What my idea was is that there must be various features of music which vary in a linear way, and could represent axes in a Hilbert Space. Say, to simplify, you had a harmony axis, ranging from “harmonious” to “discordant”, and at right angles, an axis of rhythm complexity, “simple” to “complex”. You could place any type of music on a point in the plane of those axes. A basic C&W tune has mellow harmonies and a simple beat. Romantic classical music has more diverse rhythms, but still has sweet harmonies. Stockhausen is standing in a corner on his own. Once more than 3 dimensions are added, it’s hard to visualize, but mathematically, it’s not a problem. Physicists routinely deal with spaces composed of an infinite number of dimensions.
I suspected, that like many early morning thoughts, my idea was neither profound nor original. Naturally, the Internet was the place to confirm that. One hit was a paper by Slaney & White of Yahoo! who tried to analyze playlists for the purpose of music recommendation. They used the methodology from a much earlier paper by Tzanetakis (IEEE) which I remembered reading before (God knows why) which was based on extracting acoustic properties of the music: audio spectrum features, acoustic energy content, and such.
I wasn’t satisfied with those concepts, where the fundamental idea is to enable computers to recognize music genres, partly because they don’t seem to relate to how humans hear music, and partly because they don’t work very well. Untrained humans can spot broad genres better than 75% of the time, while the best computer algorithms are averaging around 55%.
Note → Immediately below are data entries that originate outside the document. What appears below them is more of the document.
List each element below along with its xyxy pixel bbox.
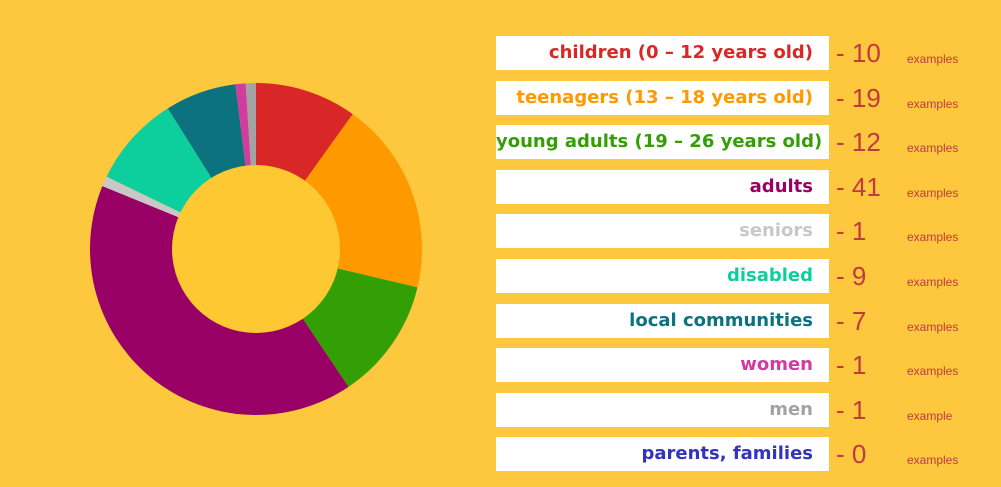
unit-local-communities: examples [907, 319, 959, 334]
legend-label-men: men [496, 392, 829, 427]
count-disabled: - 9 [836, 260, 867, 291]
legend-label-women: women [496, 348, 829, 383]
unit-teenagers: examples [907, 96, 959, 111]
count-children: - 10 [836, 38, 881, 68]
count-young-adults: - 12 [836, 127, 881, 158]
unit-parents-families: examples [907, 453, 959, 468]
legend-label-children: children (0 – 12 years old) [496, 36, 829, 70]
legend-label-parents-families: parents, families [496, 437, 829, 472]
unit-adults: examples [907, 185, 959, 200]
legend-label-disabled: disabled [496, 258, 829, 293]
legend-label-local-communities: local communities [496, 303, 829, 338]
count-parents-families: - 0 [836, 439, 867, 470]
count-women: - 1 [836, 350, 867, 381]
unit-men: example [907, 408, 953, 423]
count-men: - 1 [836, 394, 867, 425]
legend-label-teenagers: teenagers (13 – 18 years old) [496, 80, 829, 115]
count-teenagers: - 19 [836, 82, 881, 113]
legend-label-seniors: seniors [496, 214, 829, 249]
legend-label-young-adults: young adults (19 – 26 years old) [496, 125, 829, 160]
count-adults: - 41 [836, 171, 881, 202]
unit-young-adults: examples [907, 141, 959, 156]
unit-disabled: examples [907, 274, 959, 289]
unit-women: examples [907, 364, 959, 379]
legend-label-adults: adults [496, 169, 829, 204]
count-seniors: - 1 [836, 216, 867, 247]
count-local-communities: - 7 [836, 305, 867, 336]
unit-children: examples [907, 52, 959, 66]
donut-hole [172, 165, 340, 333]
unit-seniors: examples [907, 230, 959, 245]
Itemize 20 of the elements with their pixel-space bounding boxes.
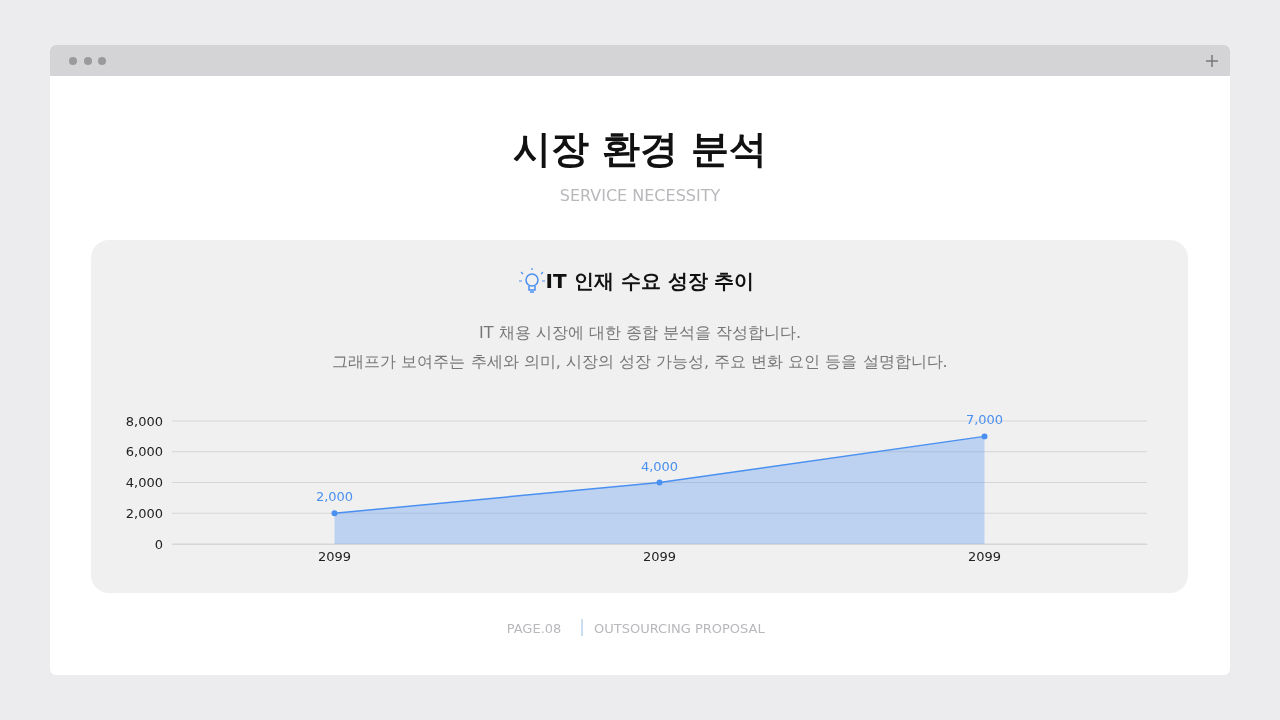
y-tick-label: 2,000 <box>125 505 163 521</box>
data-label: 2,000 <box>315 489 354 505</box>
y-tick-label: 0 <box>154 536 163 552</box>
y-tick-label: 8,000 <box>125 413 163 429</box>
x-tick-label: 2099 <box>967 549 1002 565</box>
y-tick-label: 4,000 <box>125 475 163 491</box>
text: PAGE.08 <box>506 621 562 636</box>
point <box>656 479 663 486</box>
x-tick-label: 2099 <box>642 549 677 565</box>
text: OUTSOURCING PROPOSAL <box>594 621 766 636</box>
text: SERVICE NECESSITY <box>559 186 721 205</box>
data-label: 7,000 <box>965 412 1004 428</box>
point <box>981 433 988 440</box>
y-tick-label: 6,000 <box>125 444 163 460</box>
data-label: 4,000 <box>640 458 679 474</box>
x-tick-label: 2099 <box>317 549 352 565</box>
chart-title: IT 인재 수요 성장 추이 <box>545 269 755 293</box>
point <box>331 510 338 517</box>
chart-subtitle: IT 채용 시장에 대한 종합 분석을 작성합니다. 그래프가 보여주는 추세와 의미, 시장의 성장 가능성, 주요 변화 요인 등을 설명합니다. <box>332 323 948 371</box>
text: 시장 환경 분석 <box>512 127 768 171</box>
I know the latter figure because, to my joy, I discovered that there is an annual competition, the Music Information Retrieval Evaluation eXchange (MIREX), which includes automatic genre recognition. I have no doubt that computers will beat humans one day, and that you’ll be able to tell your iPod “play me some Shoegaze”, but I’m still not happy.
You see, the thing is that the machines don’t understand music. They feel nothing. They can’t tug on your sleeve and say “Hey, listen to this: it’s fabulous.” That’s what friends are for.